More couples seeking relationship help after COVID-19 lockdownsJanuary 17, 2021
More couples are seeking advice on separation after months of pressure and isolation brought on by the coronavirus pandemic.
National information and mediation group The Separation Guide has reported an 87 per cent increase in couples who are ready to settle their separation in December 2020, compared to the previous year's holiday period.
Relationship services experienced more couples seeking help in lockdown.Credit:iStockphoto.com/e.j.white.
There were also more people using the service researching separations in April and August, which coincided with Victoria's two lockdowns.
People using The Separation Guide's website are taken through a set of questions that asks what stage they're at: researching, separating or at settlement.
In April and August, people researching separation was up by about five per cent.
"If you're already feeling strain in a relationship … being forced together 24/7 along with financial pressures or whatever might be happening at the time, there's no doubt that would have an impact on relationships," chief executive and co-founder Angela Harbinson said.
Anastasia Panayiotidis, Relationships Australia's general manager of clinical services in Victoria, said though some of their clients said the lockdowns helped them to reconnect with their partners, for others it led to relationship breakdown.
"For some people, spending a lot of time together actually brought out the vulnerabilities in the relationship, leading to tension and increased conflict because of just being together and not having other stimulation from contact with other people or other activities," Ms Panayiotidis, who is also a psychologist, said.

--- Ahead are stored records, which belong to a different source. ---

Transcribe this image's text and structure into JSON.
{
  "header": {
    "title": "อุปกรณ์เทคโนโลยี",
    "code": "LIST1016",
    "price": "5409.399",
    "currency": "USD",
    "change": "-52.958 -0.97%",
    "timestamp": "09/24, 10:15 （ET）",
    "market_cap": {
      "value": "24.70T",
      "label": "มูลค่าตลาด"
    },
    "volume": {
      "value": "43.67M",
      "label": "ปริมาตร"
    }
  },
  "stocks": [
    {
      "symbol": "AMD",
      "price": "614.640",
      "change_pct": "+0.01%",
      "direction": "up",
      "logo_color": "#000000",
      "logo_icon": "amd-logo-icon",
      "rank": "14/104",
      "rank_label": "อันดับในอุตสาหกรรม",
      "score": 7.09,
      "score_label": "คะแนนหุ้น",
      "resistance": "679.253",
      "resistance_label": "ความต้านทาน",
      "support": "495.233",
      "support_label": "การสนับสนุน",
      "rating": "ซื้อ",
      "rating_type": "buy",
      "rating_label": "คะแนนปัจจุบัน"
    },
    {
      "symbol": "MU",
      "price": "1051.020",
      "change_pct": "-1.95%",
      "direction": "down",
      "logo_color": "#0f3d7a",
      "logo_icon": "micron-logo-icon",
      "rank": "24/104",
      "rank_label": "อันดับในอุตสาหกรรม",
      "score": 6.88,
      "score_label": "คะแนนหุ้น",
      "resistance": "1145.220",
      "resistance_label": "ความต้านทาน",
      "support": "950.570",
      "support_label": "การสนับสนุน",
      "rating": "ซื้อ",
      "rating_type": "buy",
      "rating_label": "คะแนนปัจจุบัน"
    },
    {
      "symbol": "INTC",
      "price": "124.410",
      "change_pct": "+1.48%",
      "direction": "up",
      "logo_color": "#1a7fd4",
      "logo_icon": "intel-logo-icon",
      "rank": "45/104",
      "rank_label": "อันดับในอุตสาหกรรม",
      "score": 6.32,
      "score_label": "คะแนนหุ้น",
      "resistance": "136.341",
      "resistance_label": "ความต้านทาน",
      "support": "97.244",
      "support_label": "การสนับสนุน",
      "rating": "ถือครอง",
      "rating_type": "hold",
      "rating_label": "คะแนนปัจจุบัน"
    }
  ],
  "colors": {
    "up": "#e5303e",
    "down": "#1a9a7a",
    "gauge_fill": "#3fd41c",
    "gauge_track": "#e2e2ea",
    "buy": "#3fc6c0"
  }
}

"Even in the best relationship … spending 23 hours a day with someone in a confined space would have had an impact."
Home schooling for parents who were also trying to work from home created more pressure.
"This would create for those families additional conflict or magnify issues of blame, challenges of sharing responsibilities and gender inequalities," Ms Panayiotidis said.
For the 174 Victorians who underwent mediation and responded to Relationship Australia's surveys during July and September, most wanted help with parenting arrangements.
Nine per cent of the service's counselling clients reported family or relationship tensions and nine per cent said they had financial problems.
Others, Ms Panayiotidis said, were in "very awkward and straining situations" of wanting to separate from their partners but couldn't because they were stuck in lockdown.
Overall, people reported struggling to juggle work with children and were worried about finances, in addition to constant fear and anxiety of the virus itself.
"There's so many layers of complexity here that we need to understand," Ms Panayiotidis said.
"It's a cascading effect, beginning with the impact on people's psychological state due to a high stress response, which directly affects the physiological state, which impacts on people's attitudes, behaviours and communication style, which naturally affects their intimate and family relationships as well."
A third of the service's mediation clients also reported safety concerns, which Ms Panayiotidis said put their workers on high alert for family violence.
She said the pandemic has also been particularly difficult for single people.
"People can have awesome lives and be single and not necessarily in a partnership – a person isn't incomplete because they're single – but to be single and to be in lockdown is very hard, and for single elders who were not able to have contact with grandchildren, especially isolating," Ms Panayiotidis said.
The anecdotal evidence was yet to translate in the courts, with married couples having to separate for at least a year before they can file for divorce in the Federal Circuit Court.
Figures from the Federal Circuit Court show just over 27,000 divorces have been filed from July 1 last year to January 13 this year.
Almost 46,000 divorce applications were filed in the court for 2020-21.